Thursday, November 26, 2009

Puritans: the Chosen People?

Michael Fong
ENG 48A
Journal #19 William Bradford
November 24, 2009




"Thus it pleased God to vanquish their enemies, and give them delivernce; and by His special providence so to dispose that not any one of them were either hurt, or hit, though their arrows came close by them, and on every side them, and sundry of their coats, which hung up in the barricado, were shot through and through. Afterwards they gave God solemn thanks and praise for their deliverance, and gathered up a bundle of their arrows, and sent them into England afterwards by the master of the ship, and called that place the 'First Encounter.'" (Bradford 119)


"The English in which it is written is that of the English Bible, or perhaps we should rather say the more popular language of the 'Pilgrim's Progress.' It is a language which Bradford uses with great effect." (G. Cuthbert Blaxland. "Mayflower" Essays on The Story of the Pilgrim Fathers. Ward & Downey Ltd., 1896)






Bradford records the encounter between the Puritan colonists and the Indians. Victory belonged to the colonists, and Bradford credited it to the workings of God. The protection of the Puritan colonnists from the arrows that the Indians fired was also said to be an act of God.



Blaxland categorized Bradford's language as that of the Bible, and in some ways, it is remarkably similar to the Old Testament. In the Book of Exodus, the Israelites, led by Moses to escape from the grip of the Pharaoh, underwent a similar journey to the promised land. The parallels are unmistakable; in Bradford's work, the theme of the Puritan colonists being on a divine journey could be observed. What is more interesting though is how Bradford fashioned the colonists. He included a reference of God in no less than nine occasions, and in each of the cases, God is said to be the direct cause of either the curse upon the enemies, or the success of the colonists themself. They saw themselves, in essence, as the Israelites, the chosen people. When mana rained from the Heavens, the Israelites rejoiced and knelt to thank God; similarly when Indian arrows spared the colonists, they took it as a form of God's protection.

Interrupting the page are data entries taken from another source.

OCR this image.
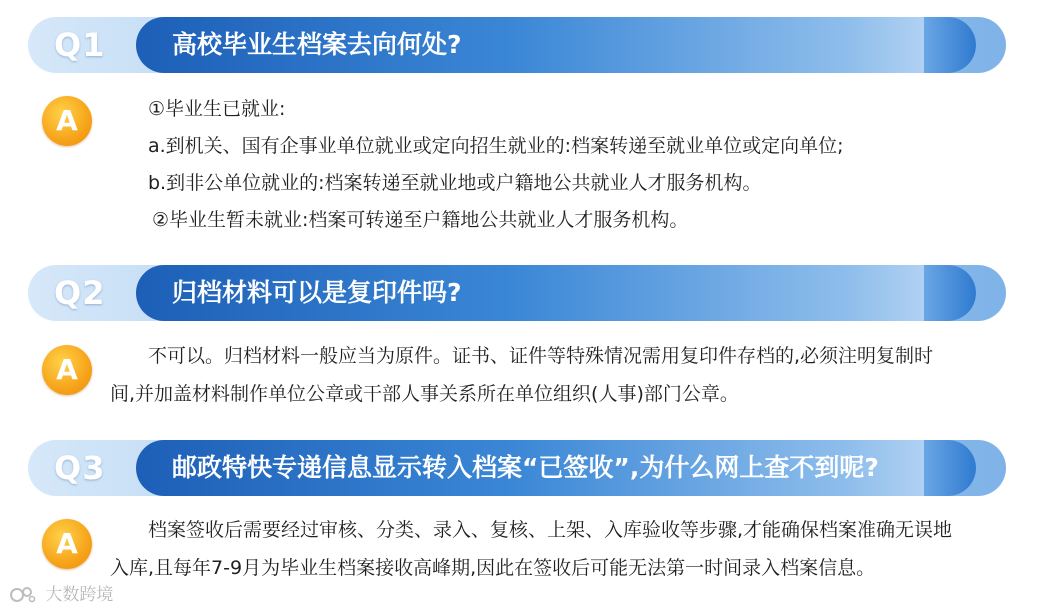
Q1	高校毕业生档案去向何处?
A	①毕业生已就业:
a.到机关、国有企事业单位就业或定向招生就业的:档案转递至就业单位或定向单位;
b.到非公单位就业的:档案转递至就业地或户籍地公共就业人才服务机构。
②毕业生暂未就业:档案可转递至户籍地公共就业人才服务机构。
Q2	归档材料可以是复印件吗?
A	不可以。归档材料一般应当为原件。证书、证件等特殊情况需用复印件存档的,必须注明复制时
间,并加盖材料制作单位公章或干部人事关系所在单位组织(人事)部门公章。
Q3	邮政特快专递信息显示转入档案“已签收”,为什么网上查不到呢?
A	档案签收后需要经过审核、分类、录入、复核、上架、入库验收等步骤,才能确保档案准确无误地
入库,且每年7-9月为毕业生档案接收高峰期,因此在签收后可能无法第一时间录入档案信息。
大数跨境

However, the Puritan colonists, in my opinion, displayed the unfavorable traits of so many other groups of people before them who believed God was on their side and that they were chosen. The British, for instance, did the same thing with Indians as the Puritan colonists did with the Native Indians. Their religious fervor immediately led them to view other races as inferior and in need of enlightenment. Such mindset and mentality eventually sowed the seeds of slavery. The colonists adherence to the Old Testament blinded them in the virtues and qualities prescribed by Christianity. "Love thy neighbor"; "Do unto others as you would have them do unto you." The Bible could be interpreted in a great many different ways; it appeared that the Puritan colonists had their own separate interpretation.